The development of pharmacologically active agents requires not only the identification of substances that act specifically against a particular disease, but also their mechanistic characterization. The latter allows for a better understanding of the molecular causes of diseases and provides information on possible side effects of pharmacological agents. Mechanistic insights can then be used to develop novel substances with greater efficacy and fewer side effects.

The BioHealth research area "Drug Targets" focuses on screening - i.e. the systematic search for natural and semisynthetic agents - and research into the cellular signaling pathways, in which such agents intervene. The latter also includes the search for so-called "drug targets", i.e. those molecular structures targeted by active substances to exert their effect. In this context, potential new drugs and mechanisms of action against various diseases, in particular, cancer, neurodegenerative diseases such as Alzheimer's or Parkinson's, as well as bacterial and fungal infectious diseases are being investigated. In addition to animal models, cellular model systems are used, which are designed to resemble in vivo conditions as close as possible (e.g. 3-dimensional tumor models, organoids). Simulations of the blood-brain barrier are run to test, among other things, the pharmacological availability of active substances in the brain.
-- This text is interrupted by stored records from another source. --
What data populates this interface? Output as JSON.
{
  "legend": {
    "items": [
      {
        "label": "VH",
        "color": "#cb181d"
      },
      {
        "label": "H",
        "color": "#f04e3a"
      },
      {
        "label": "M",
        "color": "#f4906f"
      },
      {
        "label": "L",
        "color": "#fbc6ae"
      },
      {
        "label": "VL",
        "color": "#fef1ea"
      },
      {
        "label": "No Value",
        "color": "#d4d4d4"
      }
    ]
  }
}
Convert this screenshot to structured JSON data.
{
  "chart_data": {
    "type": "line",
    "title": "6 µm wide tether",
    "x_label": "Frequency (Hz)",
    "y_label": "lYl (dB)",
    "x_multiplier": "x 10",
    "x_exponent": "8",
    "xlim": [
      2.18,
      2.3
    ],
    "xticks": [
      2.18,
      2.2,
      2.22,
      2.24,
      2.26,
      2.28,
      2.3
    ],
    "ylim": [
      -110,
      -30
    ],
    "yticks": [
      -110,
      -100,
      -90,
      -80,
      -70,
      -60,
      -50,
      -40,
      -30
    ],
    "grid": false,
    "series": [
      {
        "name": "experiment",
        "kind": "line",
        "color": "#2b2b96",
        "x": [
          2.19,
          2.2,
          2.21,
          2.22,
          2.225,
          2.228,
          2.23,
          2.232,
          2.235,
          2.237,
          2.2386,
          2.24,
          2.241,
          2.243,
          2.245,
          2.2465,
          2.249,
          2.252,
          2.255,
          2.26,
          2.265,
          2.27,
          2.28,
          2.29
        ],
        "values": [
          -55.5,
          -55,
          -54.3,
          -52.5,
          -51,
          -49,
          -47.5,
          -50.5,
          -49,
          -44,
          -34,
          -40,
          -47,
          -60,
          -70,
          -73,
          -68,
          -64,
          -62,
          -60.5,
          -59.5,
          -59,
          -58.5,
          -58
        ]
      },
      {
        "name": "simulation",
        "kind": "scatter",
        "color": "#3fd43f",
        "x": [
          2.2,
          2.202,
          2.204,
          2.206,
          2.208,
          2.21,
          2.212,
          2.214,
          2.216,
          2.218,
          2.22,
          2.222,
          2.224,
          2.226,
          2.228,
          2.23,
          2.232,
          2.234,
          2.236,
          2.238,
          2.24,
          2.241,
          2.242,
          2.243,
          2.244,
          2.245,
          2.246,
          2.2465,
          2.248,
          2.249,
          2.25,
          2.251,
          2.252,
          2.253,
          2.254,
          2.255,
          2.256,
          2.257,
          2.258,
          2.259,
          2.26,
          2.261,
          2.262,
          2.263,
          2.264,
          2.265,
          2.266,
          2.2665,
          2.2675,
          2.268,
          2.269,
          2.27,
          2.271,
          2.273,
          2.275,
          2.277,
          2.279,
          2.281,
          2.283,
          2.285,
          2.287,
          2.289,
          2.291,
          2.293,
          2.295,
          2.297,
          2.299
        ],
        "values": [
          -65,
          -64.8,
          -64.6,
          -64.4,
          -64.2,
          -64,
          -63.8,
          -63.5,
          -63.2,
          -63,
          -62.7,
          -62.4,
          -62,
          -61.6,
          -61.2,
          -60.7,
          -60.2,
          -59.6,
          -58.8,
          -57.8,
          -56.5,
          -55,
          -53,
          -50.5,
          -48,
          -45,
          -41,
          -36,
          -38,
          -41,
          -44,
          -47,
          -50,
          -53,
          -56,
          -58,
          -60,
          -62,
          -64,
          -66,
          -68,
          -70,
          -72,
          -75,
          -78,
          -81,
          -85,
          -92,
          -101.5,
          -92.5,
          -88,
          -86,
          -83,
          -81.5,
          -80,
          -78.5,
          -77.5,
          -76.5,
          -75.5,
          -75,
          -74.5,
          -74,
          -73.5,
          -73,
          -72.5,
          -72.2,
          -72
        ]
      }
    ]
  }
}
This BioHealth research area also investigates the production of existing and prototype active agents by means of biocatalysis. With the aid of biodegradable enzymes, this shall facilitate a more efficient, environmentally friendly and cost-effective availability of pharmacological agents.

Currently, we are researching the following topics:

• The function of oxidized phospholipids, in driving inflammatory processes.
• Development of inhibitors of "adipose triglyceride lipase" (ATGL) for the treatment of fatty liver disease and type 2 diabetes.
• Inhibition of lipases from human pathogenic bacteria.
• Development of inhibitors of ribosome biogenesis for tumor therapy.
• Development of new biocatalysts.
• Shortened production routes of medically used natural products and active pharmaceutical ingredients (APIs).
• Establishment of three-dimensional (3D) tumor models and simulations of the blood-brain barrier.    
• Antitumor mechanisms of action of novel peptides derived from human immune defenses.
• Investigation of drug interactions with membrane proteins that either represent drug targets or mediate drug resistance.
• Development of novel drug delivery systems in the form of nanodiscs.
• Development of eukaryotic and prokaryotic membrane models and design and characterization of membrane-active agents, e.g. antimicrobial peptides.    
• Polyphenols as natural agents against age-associated diseases.    
• Antifungal activity of known and novel flavonoids, a specific group of secondary plant metabolites.